A criminalização no país gera problemas. Mas, “se todas as mulheres fossem punidas pela lei atual, teríamos hoje 3 milhões de famílias que ficariam sem mães, ou cujas mães teriam passado pela prisão em algum momento da vida”, ressalta a Anis – Instituto de Bioética, Direitos Humanos e Gênero.
Além disso, há grandes custos: no Brasil, cerca de metade das mulheres que realizam abortos inseguros precisam ser internadas. São 250 mil mulheres a cada ano, conforme documento da entidade.
Como é fazer um aborto legal no Brasil
Gabriela Rondon, advogada e pesquisadora na Anis, explica que o processo de interrupção da gravidez, se dentro das restrições impostas pela legislação brasileira, deveria ser rápido, mas não é o que acontece.

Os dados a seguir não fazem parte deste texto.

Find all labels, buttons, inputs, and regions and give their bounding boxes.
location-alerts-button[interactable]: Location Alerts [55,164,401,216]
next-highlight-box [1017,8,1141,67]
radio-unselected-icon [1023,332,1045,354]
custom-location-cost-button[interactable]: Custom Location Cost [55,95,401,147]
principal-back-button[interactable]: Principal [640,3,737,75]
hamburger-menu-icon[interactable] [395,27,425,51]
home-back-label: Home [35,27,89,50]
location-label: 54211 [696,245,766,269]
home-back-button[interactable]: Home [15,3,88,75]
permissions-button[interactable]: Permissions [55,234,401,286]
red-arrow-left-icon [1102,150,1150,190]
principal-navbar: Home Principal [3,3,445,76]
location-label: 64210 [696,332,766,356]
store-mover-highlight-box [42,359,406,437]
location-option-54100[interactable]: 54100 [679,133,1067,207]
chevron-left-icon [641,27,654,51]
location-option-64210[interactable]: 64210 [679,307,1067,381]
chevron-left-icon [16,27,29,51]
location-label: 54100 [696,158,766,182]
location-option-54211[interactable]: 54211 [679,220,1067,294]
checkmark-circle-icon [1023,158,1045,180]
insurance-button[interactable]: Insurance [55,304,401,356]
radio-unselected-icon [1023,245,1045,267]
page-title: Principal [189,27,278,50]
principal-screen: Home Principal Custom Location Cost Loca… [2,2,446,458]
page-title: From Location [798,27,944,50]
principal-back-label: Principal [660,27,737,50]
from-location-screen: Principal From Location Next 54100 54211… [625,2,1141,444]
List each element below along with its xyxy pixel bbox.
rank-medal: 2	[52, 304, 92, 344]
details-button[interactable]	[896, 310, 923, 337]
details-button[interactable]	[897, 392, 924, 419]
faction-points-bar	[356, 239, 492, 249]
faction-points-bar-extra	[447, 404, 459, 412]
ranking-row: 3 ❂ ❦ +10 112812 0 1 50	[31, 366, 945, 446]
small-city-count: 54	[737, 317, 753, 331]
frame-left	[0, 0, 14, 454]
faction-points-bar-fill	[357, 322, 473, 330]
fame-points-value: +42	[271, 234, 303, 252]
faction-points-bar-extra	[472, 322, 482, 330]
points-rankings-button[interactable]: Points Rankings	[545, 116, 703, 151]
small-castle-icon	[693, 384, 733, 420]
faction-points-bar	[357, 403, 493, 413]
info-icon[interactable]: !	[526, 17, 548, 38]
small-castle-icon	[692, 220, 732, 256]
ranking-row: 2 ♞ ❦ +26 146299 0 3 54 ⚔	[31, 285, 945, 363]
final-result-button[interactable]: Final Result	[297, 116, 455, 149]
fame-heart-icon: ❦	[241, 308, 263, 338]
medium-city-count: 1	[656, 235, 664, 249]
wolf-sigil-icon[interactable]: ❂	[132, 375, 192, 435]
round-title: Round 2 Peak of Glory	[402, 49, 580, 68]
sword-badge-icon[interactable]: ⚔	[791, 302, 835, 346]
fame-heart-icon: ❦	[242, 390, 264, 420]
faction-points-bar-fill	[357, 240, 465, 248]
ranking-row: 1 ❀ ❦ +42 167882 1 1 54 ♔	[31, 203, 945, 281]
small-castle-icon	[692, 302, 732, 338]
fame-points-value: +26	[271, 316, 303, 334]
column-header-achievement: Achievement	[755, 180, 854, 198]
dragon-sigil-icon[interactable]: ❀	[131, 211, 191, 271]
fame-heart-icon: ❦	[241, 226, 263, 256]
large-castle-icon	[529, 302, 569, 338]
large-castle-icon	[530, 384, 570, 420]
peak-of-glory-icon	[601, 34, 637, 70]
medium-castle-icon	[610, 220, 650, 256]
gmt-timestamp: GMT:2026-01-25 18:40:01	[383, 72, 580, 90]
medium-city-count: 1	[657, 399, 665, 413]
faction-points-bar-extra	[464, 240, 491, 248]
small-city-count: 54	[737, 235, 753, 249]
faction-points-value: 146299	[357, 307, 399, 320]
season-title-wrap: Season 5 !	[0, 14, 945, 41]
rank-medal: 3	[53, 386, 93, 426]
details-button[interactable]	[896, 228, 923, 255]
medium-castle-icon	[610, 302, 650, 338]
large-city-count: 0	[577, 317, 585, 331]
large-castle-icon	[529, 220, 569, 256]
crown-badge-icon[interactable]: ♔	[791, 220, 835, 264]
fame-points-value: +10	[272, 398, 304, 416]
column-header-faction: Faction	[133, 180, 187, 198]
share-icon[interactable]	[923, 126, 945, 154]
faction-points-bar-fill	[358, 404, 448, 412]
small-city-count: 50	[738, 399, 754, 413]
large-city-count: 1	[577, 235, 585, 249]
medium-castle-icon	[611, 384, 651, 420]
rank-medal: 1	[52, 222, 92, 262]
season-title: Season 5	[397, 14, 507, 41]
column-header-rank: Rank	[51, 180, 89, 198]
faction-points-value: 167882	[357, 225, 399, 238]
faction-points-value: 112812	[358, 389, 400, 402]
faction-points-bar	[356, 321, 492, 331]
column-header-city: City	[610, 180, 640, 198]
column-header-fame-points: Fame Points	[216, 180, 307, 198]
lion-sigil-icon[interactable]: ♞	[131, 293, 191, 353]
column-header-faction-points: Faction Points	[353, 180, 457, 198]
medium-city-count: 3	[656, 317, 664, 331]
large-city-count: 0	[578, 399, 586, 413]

Em tese, bastaria que a mulher ou menina fosse a qualquer serviço de saúde que oferece cuidado obstétrico, fosse enquadrada em alguma das hipóteses legais e realizasse o procedimento. Para os casos de violência, por exemplo, basta a história da mulher, em combinação com os exames que comprovam a gravidez.
“Infelizmente, sabemos que não é assim que ocorre. Pouquíssimos serviços de fato oferecem o procedimento no Brasil. Há muitos obstáculos, estigma e desconfiança das mulheres. É frequente que se demore tanto ou que a mulher ou menina seja remetida a tantos hospitais diferentes em busca do serviço que não consiga mais fazer”, diz a especialista.
O ginecologista e obstetra Jefferson Drezett, especialista em gravidez decorrente de estupro, ressalta que o aborto no Brasil é também uma questão de desigualdade social extrema, que assume contornos diferentes de acordo com o nível social e econômico.
Enquanto as mulheres negras são as que tem mais chance de serem criminalizadas, as brasileiras que têm recursos podem entrar com defesa perante à Justiça ou até viajar para países onde o aborto é legalizado e feito de maneira segura, sem colocar a vida em risco.
Em Portugal, por exemplo, uma brasileira não consegue usar o sistema público de saúde português, por não ser uma cidadã do país, mas é encaminhada ao setor privado, que tem “preços bastante razoáveis”, segundo Drezett, que coordenou por anos o serviço de aborto legal no centro de referência de São Paulo, o Hospital Pérola Byington.
Quando se está em outro país, mesmo que a autoridade brasileira tenha ciência do aborto, não há possibilidade de criminalizar. Hoje, 73 países lidam com o abordo de forma descriminalizada: Argentina, Austrália, França, Porto Rico, Portugal, Espanha, Uruguai, entre outros.
De qualquer forma, “são sempre histórias muito difíceis”, que envolvem risco de morte ou violência sexual, além de um forte estigma. “Não há nenhuma solidariedade, interlocução ou empatia —e a maioria das mulheres se declara católica ou evangélica”, explica o especialista.
“O que eu posso dizer é que nunca conheci, até hoje, um caso de uma mulher que não tenha tomado essa decisão de interromper a gravidez após um processo muito, muito intenso de reflexão, com grande carga de sofrimento.